Bricker looked up and showed surprise as Clint and the vicar walked in.
“Mr. Adams,” he said. “I thought you left town this morning.”
“I did,” Clint said. “Unfortunately I didn’t get very far.”
“Why not?”
“I found two dead bodies hanging from a tree,” Clint said. “Dan Carter and Ben Whittington.”
“What?” Bricker got to his feet. “Lynched?”
“Yup,” Clint said. “They both choked to death.”
“Christ! What did you do with them?”
“I left them where they were,” Clint said. “I had no way to get them back to town.”
“You left them hanging?” Father Joe asked.
“If I didn’t, w
e’d get back and find half-eaten carcasses.”
“The buzzards can still get to them,” Bricker pointed out.
“Buzzards,” Clint said. He just realized that there were no buzzards circling around the tree, and he mentioned it.

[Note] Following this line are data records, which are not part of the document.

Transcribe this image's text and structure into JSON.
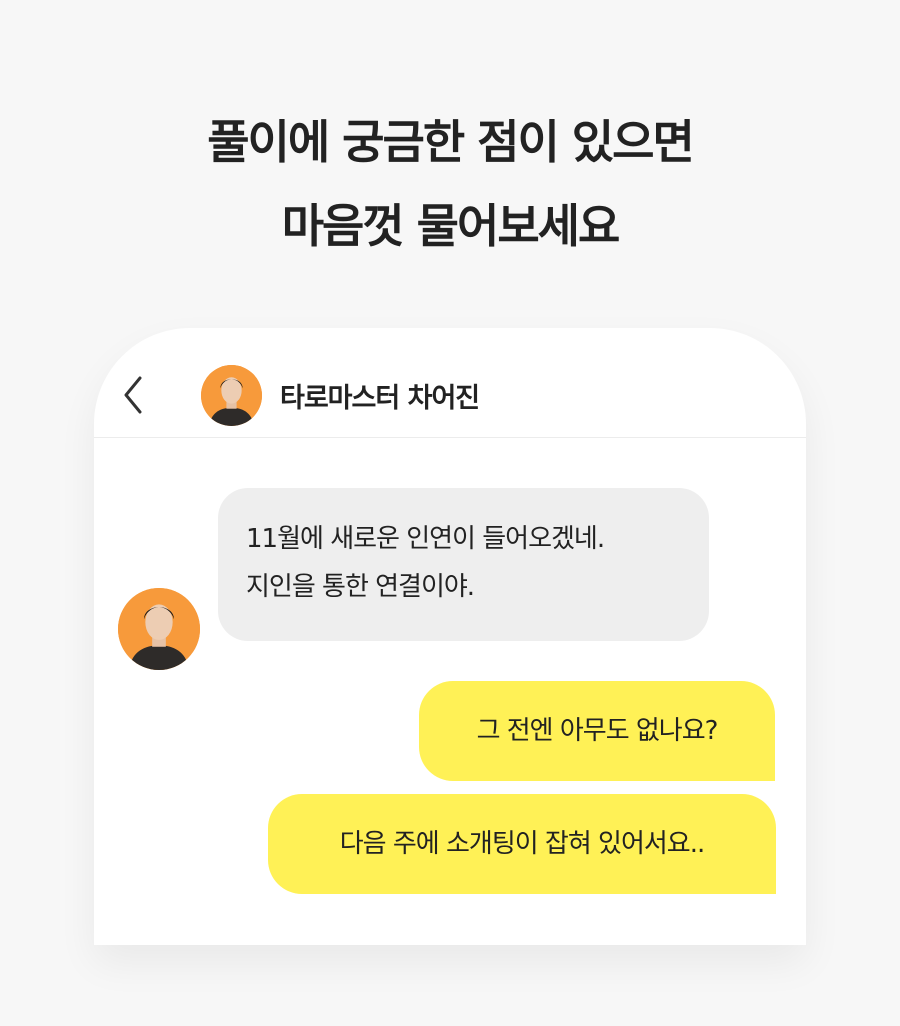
{
  "headline": {
    "line1": "풀이에 궁금한 점이 있으면",
    "line2": "마음껏 물어보세요"
  },
  "chat": {
    "header": {
      "back_icon": "chevron-left-icon",
      "contact_name": "타로마스터 차어진"
    },
    "messages": [
      {
        "sender": "master",
        "lines": [
          "11월에 새로운 인연이 들어오겠네.",
          "지인을 통한 연결이야."
        ]
      },
      {
        "sender": "user",
        "text": "그 전엔 아무도 없나요?"
      },
      {
        "sender": "user",
        "text": "다음 주에 소개팅이 잡혀 있어서요.."
      }
    ]
  },
  "colors": {
    "background": "#f7f7f7",
    "incoming_bubble": "#eeeeee",
    "outgoing_bubble": "#fff156",
    "avatar_background": "#f79a3b",
    "text": "#222222"
  }
}
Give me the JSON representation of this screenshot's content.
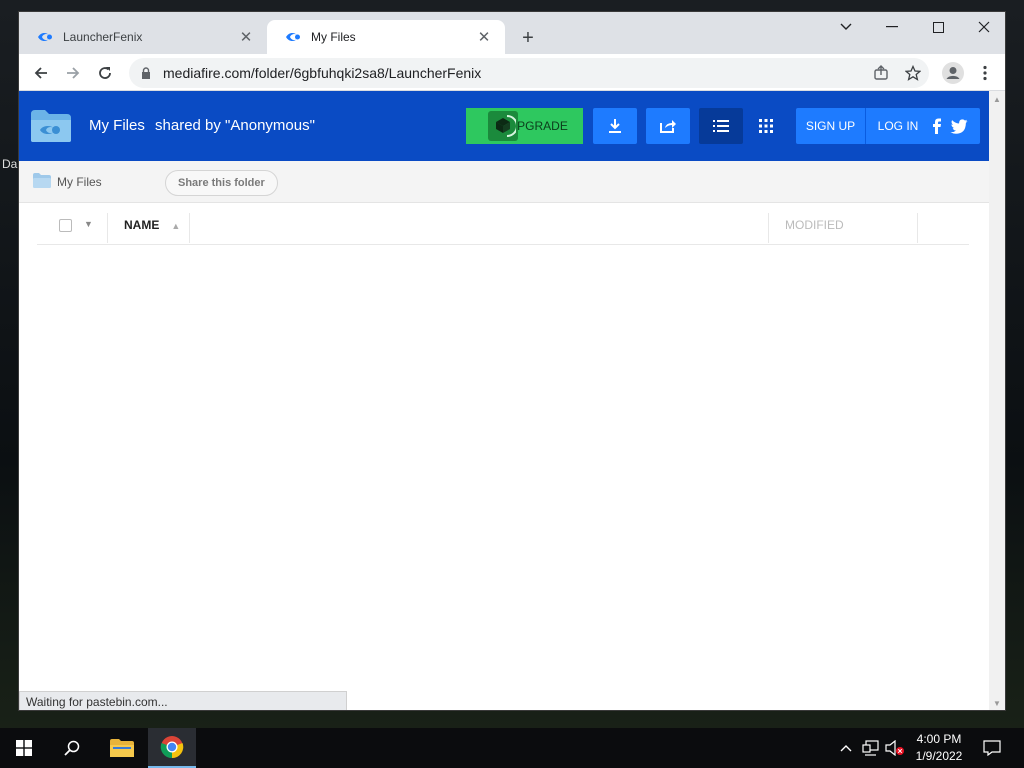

“That means they had probably just been strung up,” Father Joe said. “The buzzards hadn’t even had a chance to gather yet.”
“Well,” Clint said, “we better get a buckboard out there and cut them down before the buzzards do find them.”
“You’re right,” Bricker said, coming around his desk. “Let’s go.”
They not only got a buckboard, but the undertaker as well. His name was Harve Jackson. They used his buckboard and the four of them rode out to the tree. Father Joe rode on the buckboard with Jackson while Clint and Bricker used their own horses.
When they arrived, Sheriff Bricker said, “Jesus Christ.”
“Please don’t blaspheme, Sheriff,” Father Joe said.
“Sorry, Father.”
They positioned the buckboard beneath the bodies, then Clint and Bricker took hold of their legs while Harve Jackson cut them down.
They laid the bodies down on the bed of the buckboard and covered them, but first Bricker had the undertaker examine them.
“I ain’t no doctor,” Jackson said, “but as far as I can see, these men ain’t got no other wounds. They was hung to death.”
“All right,” Bricker said, “let’s get these men back to town.”
“Just a moment,” Father Joe said. He recited a prayer over the dead men, then shook his head. “Who would do this kind of thing?”
“I don’t know,” Sheriff Bricker said, “but I guess I’m gonna have to find out.”
Clint and Bricker mounted up. Jackson and Father Joe climbed up onto the buckboard seat and turned it around. They headed back to town to give Debra and Adele Whittington the bad news.
When they reached town, they stopped in front of the church to let Father Joe off first.
“What are you gonna do, Sheriff?” Father Joe asked.
“I’ll help Harve get the bodies into his place, and then I’ll have to go and tell Mrs. Whittington and her daughter about Carter and Old Man Whittington.”